My husband and I went out for breakfast the other morning. We had a great meal, chatted and laughed, walked back to the car holding hands, used the key to centrally unlock the car and headed for home.
It struck both of us at the same time that it had been a long time since he’d opened the car door for me.
When we started going out in 1980, we had a get-in-the-car ritual that carried us through dating, engagement and early marriage – he would unlock and open the door for me and I would get in and reach over to unlock the door for him.
By the Nineties, when we got our first centrally locked car, it was so tricky to load half the house into the car if we wanted to go anywhere with our two young kids that unlocking the doors with one push of a button was welcome relief.
“Remember when you used to open the door for me?” I asked. “I do”, he said. Cars with central locking took the chivalry out of our relationship. And it got me thinking about our various family cars and how each one has reflected our time in life.
We each had our own car in the beginning. Mine was a 1974 Mazda 1300, full of shoes and rarely washed. It got me where I wanted to go. I desperately wanted a Suzuki Hatch but a new car was out of the question on a 17-year-old’s wage.
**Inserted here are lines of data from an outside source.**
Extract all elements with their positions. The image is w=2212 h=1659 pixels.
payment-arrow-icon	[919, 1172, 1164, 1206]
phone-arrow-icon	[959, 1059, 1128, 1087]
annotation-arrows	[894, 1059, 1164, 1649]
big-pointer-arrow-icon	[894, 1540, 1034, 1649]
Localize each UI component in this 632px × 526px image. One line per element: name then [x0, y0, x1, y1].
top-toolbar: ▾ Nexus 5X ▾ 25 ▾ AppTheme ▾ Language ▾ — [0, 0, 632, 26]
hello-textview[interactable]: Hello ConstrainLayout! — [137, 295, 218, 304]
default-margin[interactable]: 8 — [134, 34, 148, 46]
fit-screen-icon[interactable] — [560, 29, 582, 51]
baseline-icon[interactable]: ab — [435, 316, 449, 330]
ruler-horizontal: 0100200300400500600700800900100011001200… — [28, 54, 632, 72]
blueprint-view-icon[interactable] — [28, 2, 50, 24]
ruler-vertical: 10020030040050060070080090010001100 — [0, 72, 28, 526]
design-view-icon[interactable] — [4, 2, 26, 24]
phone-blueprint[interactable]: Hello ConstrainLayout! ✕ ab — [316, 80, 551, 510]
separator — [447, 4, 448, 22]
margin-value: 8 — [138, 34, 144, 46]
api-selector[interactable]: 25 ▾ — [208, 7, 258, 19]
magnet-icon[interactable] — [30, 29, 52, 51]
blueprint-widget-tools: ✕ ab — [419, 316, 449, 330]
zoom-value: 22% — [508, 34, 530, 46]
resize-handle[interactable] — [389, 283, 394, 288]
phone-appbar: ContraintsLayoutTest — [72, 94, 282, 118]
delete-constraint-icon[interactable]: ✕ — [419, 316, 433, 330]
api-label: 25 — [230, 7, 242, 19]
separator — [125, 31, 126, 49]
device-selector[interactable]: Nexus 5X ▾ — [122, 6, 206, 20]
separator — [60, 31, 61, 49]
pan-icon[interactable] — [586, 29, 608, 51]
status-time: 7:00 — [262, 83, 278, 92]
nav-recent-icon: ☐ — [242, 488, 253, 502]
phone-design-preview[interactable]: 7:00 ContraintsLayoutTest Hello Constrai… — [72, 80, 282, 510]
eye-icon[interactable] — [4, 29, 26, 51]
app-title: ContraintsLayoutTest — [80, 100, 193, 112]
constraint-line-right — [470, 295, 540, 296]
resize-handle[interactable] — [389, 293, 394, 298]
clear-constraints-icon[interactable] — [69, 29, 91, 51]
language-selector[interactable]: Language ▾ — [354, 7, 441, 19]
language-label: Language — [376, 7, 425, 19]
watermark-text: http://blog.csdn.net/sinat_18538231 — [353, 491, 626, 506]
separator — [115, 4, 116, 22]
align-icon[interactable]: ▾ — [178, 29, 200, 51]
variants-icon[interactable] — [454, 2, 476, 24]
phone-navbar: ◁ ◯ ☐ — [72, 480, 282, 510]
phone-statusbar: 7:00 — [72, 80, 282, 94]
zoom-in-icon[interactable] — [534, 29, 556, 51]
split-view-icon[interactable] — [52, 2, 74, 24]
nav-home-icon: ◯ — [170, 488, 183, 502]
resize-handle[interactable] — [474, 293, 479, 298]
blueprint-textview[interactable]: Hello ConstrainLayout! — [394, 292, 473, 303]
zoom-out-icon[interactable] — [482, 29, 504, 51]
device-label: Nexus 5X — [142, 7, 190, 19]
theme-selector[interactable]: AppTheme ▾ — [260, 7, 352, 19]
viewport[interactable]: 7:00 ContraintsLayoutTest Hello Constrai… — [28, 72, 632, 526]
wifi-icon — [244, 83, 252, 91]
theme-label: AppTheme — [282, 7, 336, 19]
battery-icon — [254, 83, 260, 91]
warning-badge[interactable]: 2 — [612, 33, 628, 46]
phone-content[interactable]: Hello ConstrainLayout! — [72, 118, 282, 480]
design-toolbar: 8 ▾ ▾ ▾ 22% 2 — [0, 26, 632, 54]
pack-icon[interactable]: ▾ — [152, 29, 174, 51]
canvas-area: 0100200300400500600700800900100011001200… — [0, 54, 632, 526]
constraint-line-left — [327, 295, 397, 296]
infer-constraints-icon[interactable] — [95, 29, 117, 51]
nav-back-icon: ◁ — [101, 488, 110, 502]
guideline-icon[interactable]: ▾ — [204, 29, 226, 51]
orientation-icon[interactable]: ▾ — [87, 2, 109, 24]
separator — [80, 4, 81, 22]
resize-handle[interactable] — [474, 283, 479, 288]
He longed for a 4-wheel drive but drove a 1980 Gemini SL-X, always washed, polished and tidy to a fault. This was the first guy I went out with who had his own car and when he opened the door for me I swooned. Calculating on his part? Maybe. But it worked. This was the car we took on our honeymoon.
Our next car was purely practical: a Subaru station wagon. We figured it was still a bit fun – we could take it off-road if it wasn’t too off-road – but it had room for all the stuff that other parents assured us we would need for the baby we were expecting. After the baby was born, whoever wasn’t carrying our precious bundle opened the door. And we only took it off-road once. Our baby was a projectile vomiter and bumping around off-road wasn’t a wise move, although we did learn that 80 was a good speed to soothe a screaming baby at three in the morning.
Along came a second baby and another car. We stuck with a station wagon, a 1987 Toyota Camry CSX, which, in classic urban myth style, we bought off an elderly lady who had used it to go to church on Sundays.
Top Comments
Our romance has always been complicated by the fact my (now) husband doesn't (can't/isn't licenced to) drive. So I'm the one with the central-locking clicker. My husband also isn't one for grand or traditional romantic gestures. No flowers for me on our anniversary. But I've always found though that romance lies in the small gestures... in the washing of the little red car.
Yes, those little gestures are what I find important. I find lovely hubby's thoughtfulness very chivalrous :)
My husband picked me up for our first date in his modified 1971 Datsun 240Z. I squeezed into the bucket seat under the roll cage and he had to show me how to put on the harness seat belt. But yes, he opened the door for me.
Now, 14 years and 3 kids later, we have a white Subaru station wagon.